Но, когда однажды мою голову обожгла мысль о том, что у меня нет этой фермочки, как нет ее и у миллионов пролетариев, которым тоже нужно прогрессивно развиваться, я пришел в ужас. Теория моя, вынашиваемая месяцами, рухнула в одночасье!
Уже в гимназические годы я увлекался чтением Гоголя.
– Бр-р, ведь он же такой грязный! – говорила мне наставница.

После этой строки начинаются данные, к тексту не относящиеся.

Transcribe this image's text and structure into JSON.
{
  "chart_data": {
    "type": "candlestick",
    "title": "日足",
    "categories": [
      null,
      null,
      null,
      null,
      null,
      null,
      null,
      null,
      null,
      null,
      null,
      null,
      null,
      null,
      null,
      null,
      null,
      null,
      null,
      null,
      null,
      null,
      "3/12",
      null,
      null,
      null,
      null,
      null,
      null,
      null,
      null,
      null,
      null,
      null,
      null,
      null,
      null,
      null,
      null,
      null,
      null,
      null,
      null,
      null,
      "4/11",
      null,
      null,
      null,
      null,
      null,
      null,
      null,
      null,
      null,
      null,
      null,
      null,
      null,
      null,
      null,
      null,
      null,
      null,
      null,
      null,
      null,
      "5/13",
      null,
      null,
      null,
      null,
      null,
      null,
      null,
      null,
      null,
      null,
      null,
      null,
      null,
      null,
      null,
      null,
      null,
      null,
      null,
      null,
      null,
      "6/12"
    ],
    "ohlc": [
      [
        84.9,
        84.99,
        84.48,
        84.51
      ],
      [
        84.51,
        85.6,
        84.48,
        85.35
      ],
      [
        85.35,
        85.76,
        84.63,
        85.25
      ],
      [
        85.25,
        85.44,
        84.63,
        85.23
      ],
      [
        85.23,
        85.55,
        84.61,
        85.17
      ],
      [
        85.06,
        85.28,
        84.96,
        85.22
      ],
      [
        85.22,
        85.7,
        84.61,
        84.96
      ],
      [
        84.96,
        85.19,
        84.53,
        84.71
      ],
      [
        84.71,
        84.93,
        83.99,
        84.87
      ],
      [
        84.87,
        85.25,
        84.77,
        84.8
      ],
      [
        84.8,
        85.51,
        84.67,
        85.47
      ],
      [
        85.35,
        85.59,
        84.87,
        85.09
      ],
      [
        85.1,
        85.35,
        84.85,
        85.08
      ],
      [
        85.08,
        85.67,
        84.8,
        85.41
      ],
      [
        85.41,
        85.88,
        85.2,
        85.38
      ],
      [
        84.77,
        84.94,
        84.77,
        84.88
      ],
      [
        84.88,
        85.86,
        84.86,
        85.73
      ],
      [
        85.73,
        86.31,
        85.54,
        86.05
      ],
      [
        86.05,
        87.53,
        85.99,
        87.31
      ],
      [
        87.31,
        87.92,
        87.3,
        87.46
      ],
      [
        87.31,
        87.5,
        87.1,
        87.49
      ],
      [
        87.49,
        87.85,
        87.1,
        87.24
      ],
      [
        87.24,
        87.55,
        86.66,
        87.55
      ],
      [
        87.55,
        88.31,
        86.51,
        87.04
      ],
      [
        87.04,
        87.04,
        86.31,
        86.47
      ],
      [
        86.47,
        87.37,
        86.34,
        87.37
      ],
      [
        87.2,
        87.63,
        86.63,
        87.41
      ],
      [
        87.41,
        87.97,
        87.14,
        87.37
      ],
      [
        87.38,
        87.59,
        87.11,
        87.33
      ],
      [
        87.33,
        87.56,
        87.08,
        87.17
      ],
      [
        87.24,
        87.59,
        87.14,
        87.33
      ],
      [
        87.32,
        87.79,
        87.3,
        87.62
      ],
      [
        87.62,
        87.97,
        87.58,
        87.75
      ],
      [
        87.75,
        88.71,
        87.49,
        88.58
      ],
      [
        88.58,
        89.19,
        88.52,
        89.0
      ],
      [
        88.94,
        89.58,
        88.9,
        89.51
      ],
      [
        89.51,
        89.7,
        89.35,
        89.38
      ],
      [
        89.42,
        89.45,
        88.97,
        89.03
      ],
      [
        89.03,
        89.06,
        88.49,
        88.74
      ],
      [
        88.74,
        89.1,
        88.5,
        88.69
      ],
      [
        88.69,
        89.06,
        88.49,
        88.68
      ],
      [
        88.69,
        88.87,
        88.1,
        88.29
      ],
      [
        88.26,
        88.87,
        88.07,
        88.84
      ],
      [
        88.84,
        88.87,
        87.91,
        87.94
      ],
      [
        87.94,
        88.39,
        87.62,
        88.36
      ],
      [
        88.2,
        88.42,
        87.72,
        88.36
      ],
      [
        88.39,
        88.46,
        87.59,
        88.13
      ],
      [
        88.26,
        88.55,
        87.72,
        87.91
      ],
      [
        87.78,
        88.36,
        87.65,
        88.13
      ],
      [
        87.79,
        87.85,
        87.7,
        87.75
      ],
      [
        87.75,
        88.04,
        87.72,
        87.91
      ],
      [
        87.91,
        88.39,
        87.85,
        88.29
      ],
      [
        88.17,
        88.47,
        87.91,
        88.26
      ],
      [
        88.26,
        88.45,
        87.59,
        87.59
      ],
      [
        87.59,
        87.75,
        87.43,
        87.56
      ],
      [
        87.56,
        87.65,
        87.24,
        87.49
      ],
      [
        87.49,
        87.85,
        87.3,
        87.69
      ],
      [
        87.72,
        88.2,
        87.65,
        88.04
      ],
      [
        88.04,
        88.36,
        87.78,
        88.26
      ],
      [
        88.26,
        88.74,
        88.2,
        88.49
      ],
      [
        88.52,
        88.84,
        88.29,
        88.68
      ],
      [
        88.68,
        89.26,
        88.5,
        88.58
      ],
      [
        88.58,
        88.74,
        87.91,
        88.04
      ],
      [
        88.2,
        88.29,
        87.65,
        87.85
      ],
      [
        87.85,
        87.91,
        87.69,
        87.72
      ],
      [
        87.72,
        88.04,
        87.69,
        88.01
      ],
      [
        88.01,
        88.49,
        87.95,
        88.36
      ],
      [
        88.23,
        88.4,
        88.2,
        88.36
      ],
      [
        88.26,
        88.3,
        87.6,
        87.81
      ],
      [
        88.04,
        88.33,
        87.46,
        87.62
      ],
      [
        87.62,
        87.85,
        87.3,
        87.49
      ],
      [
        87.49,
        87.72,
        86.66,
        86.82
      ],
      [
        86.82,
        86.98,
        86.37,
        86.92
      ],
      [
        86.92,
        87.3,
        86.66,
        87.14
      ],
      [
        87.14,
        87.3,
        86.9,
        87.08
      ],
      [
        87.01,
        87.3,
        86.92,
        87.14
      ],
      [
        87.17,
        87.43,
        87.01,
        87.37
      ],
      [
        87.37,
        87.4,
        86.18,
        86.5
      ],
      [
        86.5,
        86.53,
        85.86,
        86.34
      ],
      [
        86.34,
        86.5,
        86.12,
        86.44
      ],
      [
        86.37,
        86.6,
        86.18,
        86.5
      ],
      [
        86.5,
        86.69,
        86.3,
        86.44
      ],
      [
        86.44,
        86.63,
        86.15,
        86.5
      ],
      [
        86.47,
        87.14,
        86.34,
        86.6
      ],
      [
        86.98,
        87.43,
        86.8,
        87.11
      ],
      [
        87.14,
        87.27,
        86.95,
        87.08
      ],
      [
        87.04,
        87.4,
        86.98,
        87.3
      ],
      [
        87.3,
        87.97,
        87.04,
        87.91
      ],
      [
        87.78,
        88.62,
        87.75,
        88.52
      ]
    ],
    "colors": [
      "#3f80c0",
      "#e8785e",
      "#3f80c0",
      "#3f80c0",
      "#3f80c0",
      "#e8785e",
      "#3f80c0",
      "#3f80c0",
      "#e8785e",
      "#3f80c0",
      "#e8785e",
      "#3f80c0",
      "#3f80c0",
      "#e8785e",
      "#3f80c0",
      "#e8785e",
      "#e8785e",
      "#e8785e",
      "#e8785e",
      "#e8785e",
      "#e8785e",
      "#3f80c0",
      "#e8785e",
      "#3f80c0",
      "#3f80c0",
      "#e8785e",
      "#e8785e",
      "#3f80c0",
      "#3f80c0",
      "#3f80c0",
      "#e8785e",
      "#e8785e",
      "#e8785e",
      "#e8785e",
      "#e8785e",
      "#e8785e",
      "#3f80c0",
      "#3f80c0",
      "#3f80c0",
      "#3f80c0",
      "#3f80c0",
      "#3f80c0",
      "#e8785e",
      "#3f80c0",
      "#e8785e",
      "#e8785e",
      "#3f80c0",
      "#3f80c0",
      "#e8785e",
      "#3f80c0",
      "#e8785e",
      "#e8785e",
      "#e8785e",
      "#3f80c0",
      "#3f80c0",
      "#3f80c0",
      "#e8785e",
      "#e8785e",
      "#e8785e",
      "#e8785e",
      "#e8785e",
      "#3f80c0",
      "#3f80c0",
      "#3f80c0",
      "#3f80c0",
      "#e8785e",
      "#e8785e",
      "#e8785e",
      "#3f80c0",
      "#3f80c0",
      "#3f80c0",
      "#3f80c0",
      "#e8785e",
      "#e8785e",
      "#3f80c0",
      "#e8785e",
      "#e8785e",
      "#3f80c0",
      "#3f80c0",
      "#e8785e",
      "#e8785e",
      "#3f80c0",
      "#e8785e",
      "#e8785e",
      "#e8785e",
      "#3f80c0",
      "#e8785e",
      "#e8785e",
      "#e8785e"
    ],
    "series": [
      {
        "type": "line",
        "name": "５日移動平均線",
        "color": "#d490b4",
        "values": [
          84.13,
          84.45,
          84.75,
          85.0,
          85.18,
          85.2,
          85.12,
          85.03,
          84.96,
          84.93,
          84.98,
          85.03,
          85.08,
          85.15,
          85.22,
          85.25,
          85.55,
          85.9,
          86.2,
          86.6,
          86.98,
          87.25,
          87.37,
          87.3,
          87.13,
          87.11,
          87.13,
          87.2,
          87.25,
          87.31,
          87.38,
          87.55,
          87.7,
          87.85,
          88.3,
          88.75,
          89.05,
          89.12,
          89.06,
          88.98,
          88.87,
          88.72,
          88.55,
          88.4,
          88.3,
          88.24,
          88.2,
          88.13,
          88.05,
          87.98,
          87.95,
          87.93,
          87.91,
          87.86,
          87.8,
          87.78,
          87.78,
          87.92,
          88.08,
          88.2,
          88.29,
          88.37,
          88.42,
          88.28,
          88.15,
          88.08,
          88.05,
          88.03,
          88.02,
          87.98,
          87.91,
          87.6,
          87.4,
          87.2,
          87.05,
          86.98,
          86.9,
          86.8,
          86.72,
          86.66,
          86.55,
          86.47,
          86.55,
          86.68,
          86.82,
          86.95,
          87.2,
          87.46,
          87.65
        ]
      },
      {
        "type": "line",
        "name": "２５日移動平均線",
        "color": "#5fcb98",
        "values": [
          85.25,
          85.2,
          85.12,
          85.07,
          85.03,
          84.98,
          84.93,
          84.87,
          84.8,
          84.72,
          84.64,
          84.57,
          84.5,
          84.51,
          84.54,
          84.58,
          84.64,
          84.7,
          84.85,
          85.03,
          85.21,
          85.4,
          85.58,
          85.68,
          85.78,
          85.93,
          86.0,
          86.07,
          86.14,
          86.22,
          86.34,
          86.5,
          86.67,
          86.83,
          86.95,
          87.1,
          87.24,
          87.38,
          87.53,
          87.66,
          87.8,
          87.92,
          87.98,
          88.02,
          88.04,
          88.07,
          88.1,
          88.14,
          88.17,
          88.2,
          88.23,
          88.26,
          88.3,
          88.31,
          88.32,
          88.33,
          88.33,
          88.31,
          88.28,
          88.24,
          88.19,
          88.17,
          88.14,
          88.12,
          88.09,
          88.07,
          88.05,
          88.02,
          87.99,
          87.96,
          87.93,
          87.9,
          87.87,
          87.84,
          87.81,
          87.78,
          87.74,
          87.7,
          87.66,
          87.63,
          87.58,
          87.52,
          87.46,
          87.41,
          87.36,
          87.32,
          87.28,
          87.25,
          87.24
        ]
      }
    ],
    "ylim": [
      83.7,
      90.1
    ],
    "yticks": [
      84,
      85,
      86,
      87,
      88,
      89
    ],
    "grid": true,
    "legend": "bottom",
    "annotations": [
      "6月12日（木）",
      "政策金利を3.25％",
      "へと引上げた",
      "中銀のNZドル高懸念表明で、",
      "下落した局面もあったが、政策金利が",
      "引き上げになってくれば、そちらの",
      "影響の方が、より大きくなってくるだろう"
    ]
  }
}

Я с ней не спорил, будучи уверен в своей правоте. Особенно огромное впечатление произвела на меня «Переписка с друзьями». Она подействовала на меня потрясающим образом. Весь мир представился мне погрязшим в греховной, языческой суетности. Не только всякие страсти и похоти, но даже самые невинные развлечения вроде курения табаку, танцев, вседневной болтовни с претензией на светское глубокомыслие стали казаться мне вещами предосудительными, недостойными мыслящего человека и унижающими его. Моя голова горела, буквально перегреваясь от сосредоточенности на одной мысли, что в каждую минуту вся природа человека должна быть устремлена к одному – к нравственному самосовершенствованию, к воплощению в своей особе идеала истинного христианина. Каждое произнесенное слово должно было иметь высшую цель и значение, а за каждым бесполезным разговором следовали угрызения совести. Но так как подобного рода постоянное напряжение всех сил немыслимо в природе человека, то за каждым перенапряжением неизбежно должны были следовать истощения и падения, и тогда всплывали наверх все подавляемые молодые страсти, и начиналась та отчаянная борьба с демонами, которая так прекрасно характеризует средневековый аскетизм.